12. The bioelectronic cell gated nanodevice of claim 11, wherein:

the at least one actuating chemicals comprises a form of alcohol.

13. The bioelectronic cell gated nanodevice of claim 12, wherein:

the at least one actuating chemicals comprises methanol.

14. The bioelectronic cell gated nanodevice of claim 10, wherein:

the plurality of bioelectronic cells allow increased current through the nanodevcice when the bioelectronic cells are exposed to the at least one actuating chemicals.

15. A bioelectronic cell gated nanodevice comprising:

a substrate comprising a layer of SiO2 over a wafer of Si;

a pair of electrodes spaced apart on the substrate;

a nanoparticle necklace extending between the pair of electrodes; and

a plurality of bioelectronic cells deposited on the substrate and the nanoparticle necklace.

16. The bioelectronic cell gated nanodevice of claim 15, wherein:

the nanoparticle necklace comprises a plurality of Au nanoparticles.

17. The bioelectronic cell gated nanodevice of claim 16, wherein:

the plurality of bioelectronic cells comprise a plurality of methylotrophic yeast cells.
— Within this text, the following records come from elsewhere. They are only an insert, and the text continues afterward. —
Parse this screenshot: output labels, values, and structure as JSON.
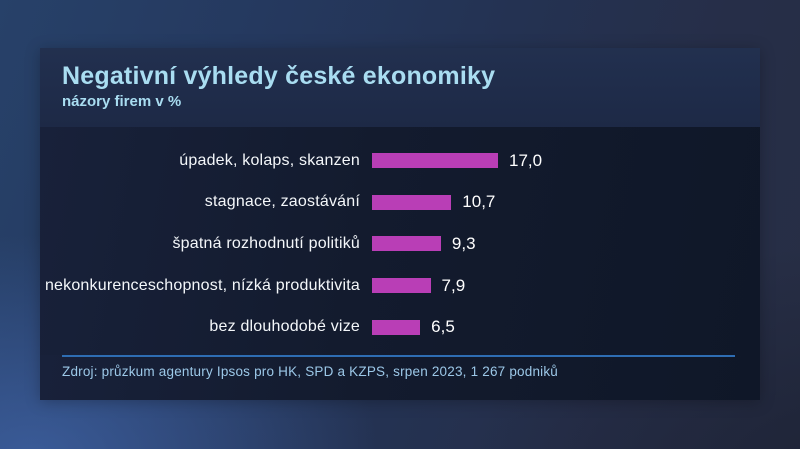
{
  "panel": {
    "title": "Negativní výhledy české ekonomiky",
    "subtitle": "názory firem v %",
    "source": "Zdroj: průzkum agentury Ipsos pro HK, SPD a KZPS, srpen 2023, 1 267 podniků"
  },
  "colors": {
    "bar": "#b93eb6",
    "title_text": "#a9ddf1",
    "label_text": "#f4f7fa",
    "value_text": "#ffffff",
    "source_text": "#9cc8e8",
    "separator": "#2e6db3",
    "panel_header_bg": "#1f2c4b",
    "panel_body_bg": "#131b2e",
    "background_blue": "#25395f"
  },
  "chart_data": {
    "type": "bar",
    "orientation": "horizontal",
    "title": "Negativní výhledy české ekonomiky",
    "subtitle": "názory firem v %",
    "unit": "%",
    "categories": [
      "úpadek, kolaps, skanzen",
      "stagnace, zaostávání",
      "špatná rozhodnutí politiků",
      "nekonkurenceschopnost, nízká produktivita",
      "bez dlouhodobé vize"
    ],
    "values": [
      17.0,
      10.7,
      9.3,
      7.9,
      6.5
    ],
    "value_labels": [
      "17,0",
      "10,7",
      "9,3",
      "7,9",
      "6,5"
    ],
    "xlim": [
      0,
      17
    ],
    "grid": false,
    "legend": false,
    "source": "Zdroj: průzkum agentury Ipsos pro HK, SPD a KZPS, srpen 2023, 1 267 podniků"
  }
}
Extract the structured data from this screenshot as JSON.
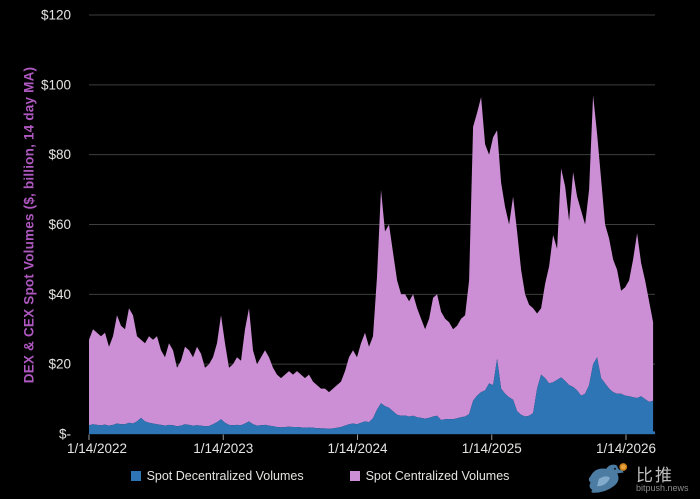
{
  "y_axis": {
    "title": "DEX & CEX Spot Volumes ($, billion, 14 day MA)",
    "tick_labels": [
      "$120",
      "$100",
      "$80",
      "$60",
      "$40",
      "$20",
      "$-"
    ],
    "tick_values": [
      120,
      100,
      80,
      60,
      40,
      20,
      0
    ]
  },
  "x_axis": {
    "tick_labels": [
      "1/14/2022",
      "1/14/2023",
      "1/14/2024",
      "1/14/2025",
      "1/14/2026"
    ],
    "tick_years": [
      0,
      1,
      2,
      3,
      4
    ]
  },
  "legend": [
    {
      "label": "Spot Decentralized Volumes",
      "color": "#2e75b6"
    },
    {
      "label": "Spot Centralized Volumes",
      "color": "#cc8fd5"
    }
  ],
  "watermark": {
    "cn": "比推",
    "domain": "bitpush.news"
  },
  "colors": {
    "background": "#000000",
    "dex_fill": "#2e75b6",
    "cex_fill": "#cc8fd5",
    "gridline": "#3e3e3e",
    "axis_line": "#2e75b6",
    "tick_mark": "#999999",
    "tick_label": "#e4e4e2",
    "yaxis_title": "#ae58c0"
  },
  "chart_data": {
    "type": "area",
    "stacked": true,
    "title": "",
    "xlabel": "",
    "ylabel": "DEX & CEX Spot Volumes ($, billion, 14 day MA)",
    "ylim": [
      0,
      120
    ],
    "grid": "horizontal",
    "legend_position": "bottom",
    "x_unit": "years_since_1/14/2022",
    "x_start": 0,
    "x_step": 0.0298,
    "x_end": 4.2,
    "series": [
      {
        "name": "Spot Decentralized Volumes",
        "color": "#2e75b6",
        "values": [
          2.5,
          2.8,
          2.6,
          2.5,
          2.7,
          2.4,
          2.6,
          3.0,
          2.8,
          2.8,
          3.2,
          3.0,
          3.6,
          4.6,
          3.6,
          3.2,
          3.0,
          2.8,
          2.6,
          2.4,
          2.6,
          2.5,
          2.2,
          2.4,
          2.8,
          2.6,
          2.4,
          2.5,
          2.4,
          2.2,
          2.3,
          2.8,
          3.4,
          4.2,
          3.2,
          2.6,
          2.5,
          2.6,
          2.5,
          3.0,
          3.6,
          2.8,
          2.4,
          2.5,
          2.6,
          2.4,
          2.2,
          2.0,
          1.9,
          2.0,
          2.1,
          2.0,
          2.0,
          1.9,
          1.8,
          1.9,
          1.8,
          1.7,
          1.6,
          1.6,
          1.5,
          1.6,
          1.8,
          2.0,
          2.4,
          2.8,
          3.0,
          2.8,
          3.2,
          3.6,
          3.4,
          4.5,
          7.0,
          8.8,
          8.0,
          7.5,
          6.5,
          5.5,
          5.2,
          5.3,
          5.0,
          5.2,
          4.8,
          4.6,
          4.4,
          4.6,
          5.0,
          5.2,
          4.0,
          4.2,
          4.3,
          4.2,
          4.5,
          4.8,
          5.0,
          5.7,
          9.5,
          11.0,
          12.0,
          12.5,
          14.5,
          14.0,
          21.5,
          13.0,
          11.5,
          10.5,
          9.8,
          6.5,
          5.5,
          5.0,
          5.2,
          6.0,
          13.0,
          17.0,
          16.0,
          14.5,
          14.8,
          15.5,
          16.2,
          15.2,
          14.0,
          13.5,
          12.5,
          11.0,
          11.5,
          14.0,
          20.0,
          22.0,
          16.0,
          14.5,
          13.0,
          12.0,
          11.5,
          11.5,
          11.0,
          10.8,
          10.5,
          10.3,
          10.8,
          10.0,
          9.2,
          9.5
        ]
      },
      {
        "name": "Spot Centralized Volumes",
        "color": "#cc8fd5",
        "values": [
          24.5,
          27.2,
          26.4,
          25.5,
          26.3,
          22.6,
          25.4,
          31.0,
          28.2,
          27.2,
          32.8,
          31.0,
          24.4,
          22.4,
          22.4,
          24.8,
          24.0,
          25.2,
          21.4,
          19.6,
          23.4,
          21.5,
          16.8,
          18.6,
          22.2,
          21.4,
          19.6,
          22.5,
          20.6,
          16.8,
          17.7,
          19.2,
          22.6,
          29.8,
          22.8,
          16.4,
          17.5,
          19.4,
          18.5,
          27.0,
          32.4,
          21.2,
          17.6,
          19.5,
          21.4,
          19.6,
          16.8,
          15.0,
          14.1,
          15.0,
          15.9,
          15.0,
          16.0,
          15.1,
          14.2,
          15.1,
          13.2,
          12.3,
          11.4,
          11.4,
          10.5,
          11.4,
          12.2,
          13.0,
          15.6,
          19.2,
          21.0,
          19.2,
          22.8,
          25.4,
          21.6,
          23.5,
          38.0,
          61.2,
          50.0,
          52.5,
          45.5,
          38.5,
          34.8,
          34.7,
          33.0,
          34.8,
          31.2,
          28.4,
          25.6,
          28.4,
          34.0,
          34.8,
          31.0,
          28.8,
          27.7,
          25.8,
          26.5,
          28.2,
          29.0,
          38.3,
          78.5,
          81.0,
          84.5,
          70.5,
          65.5,
          71.0,
          65.5,
          59.0,
          53.5,
          49.5,
          58.2,
          51.5,
          41.5,
          35.0,
          31.8,
          30.0,
          21.5,
          19.0,
          27.0,
          33.5,
          42.2,
          37.5,
          59.8,
          55.8,
          47.0,
          61.5,
          55.5,
          53.0,
          48.5,
          56.0,
          77.0,
          64.0,
          57.0,
          45.5,
          43.0,
          38.0,
          35.5,
          29.5,
          31.0,
          33.2,
          39.5,
          47.2,
          38.2,
          34.0,
          28.8,
          22.5
        ]
      }
    ]
  }
}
18. The bioelectronic cell gated nanodevice of claim 17, wherein:

the plurality of methylotrophic yeast cells comprise Pichia pastoris.

19. The bioelectronic cell gated nanodevice of claim 15, wherein:

the plurality of bioelectronic cells respond to exposure to an actuating chemical by altering their electronic properties.

20. The bioelectronic cell gated nanodevice of claim 19, wherein:

the bioelectronic cells allow increased current flow through the nanodevice when exposed to the actuating chemical.